A composição contém três drogas — dolutegravir, abacavir e lamivudina — em uma única combinação de dose fixa (CDF). O artigo, publicado na revista The Lancet HIV, mostra que o remédio pode facilitar a administração do tratamento e melhorar os resultados para essas crianças.
O artigo relata que os medicamentos dolutegravir, abacavir e lamivudina, usados na nova fórmula, têm sido comprovadamente seguros e eficazes no tratamento do HIV em diversas partes do mundo.
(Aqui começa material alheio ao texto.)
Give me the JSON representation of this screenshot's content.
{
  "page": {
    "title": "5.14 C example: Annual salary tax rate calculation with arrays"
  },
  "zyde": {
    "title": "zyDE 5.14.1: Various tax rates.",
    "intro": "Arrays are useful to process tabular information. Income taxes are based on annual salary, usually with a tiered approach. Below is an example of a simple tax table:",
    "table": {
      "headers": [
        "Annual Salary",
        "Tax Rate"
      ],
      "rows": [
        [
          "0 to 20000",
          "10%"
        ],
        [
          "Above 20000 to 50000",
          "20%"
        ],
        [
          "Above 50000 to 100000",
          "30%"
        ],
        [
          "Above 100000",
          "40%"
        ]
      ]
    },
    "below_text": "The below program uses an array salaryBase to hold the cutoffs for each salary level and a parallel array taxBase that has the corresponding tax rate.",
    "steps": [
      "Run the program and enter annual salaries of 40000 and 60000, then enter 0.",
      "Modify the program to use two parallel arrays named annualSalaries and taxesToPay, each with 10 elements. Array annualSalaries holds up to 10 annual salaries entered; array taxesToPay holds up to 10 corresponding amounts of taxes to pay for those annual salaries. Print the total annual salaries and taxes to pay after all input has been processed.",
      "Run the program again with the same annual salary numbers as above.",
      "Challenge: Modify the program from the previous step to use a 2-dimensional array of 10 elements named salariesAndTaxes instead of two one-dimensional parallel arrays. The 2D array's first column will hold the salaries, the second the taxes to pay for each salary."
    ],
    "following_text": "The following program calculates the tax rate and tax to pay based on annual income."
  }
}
A fim de verificar se essas drogas poderiam gerar os mesmos resultados positivos observados em adultos e adolescentes, os pesquisadores da Universidade de Colorado, juntamente com uma equipe de estudiosos da Rede Internacional de Ensaios Clínicos sobre Aids Materna, Pediátrica e Adolescente (IMPAACT), conduziram um estudo que analisou tanto um comprimido de liberação imediata, já existente, quanto uma nova formulação de liberação prolongada, contendo os três medicamentos.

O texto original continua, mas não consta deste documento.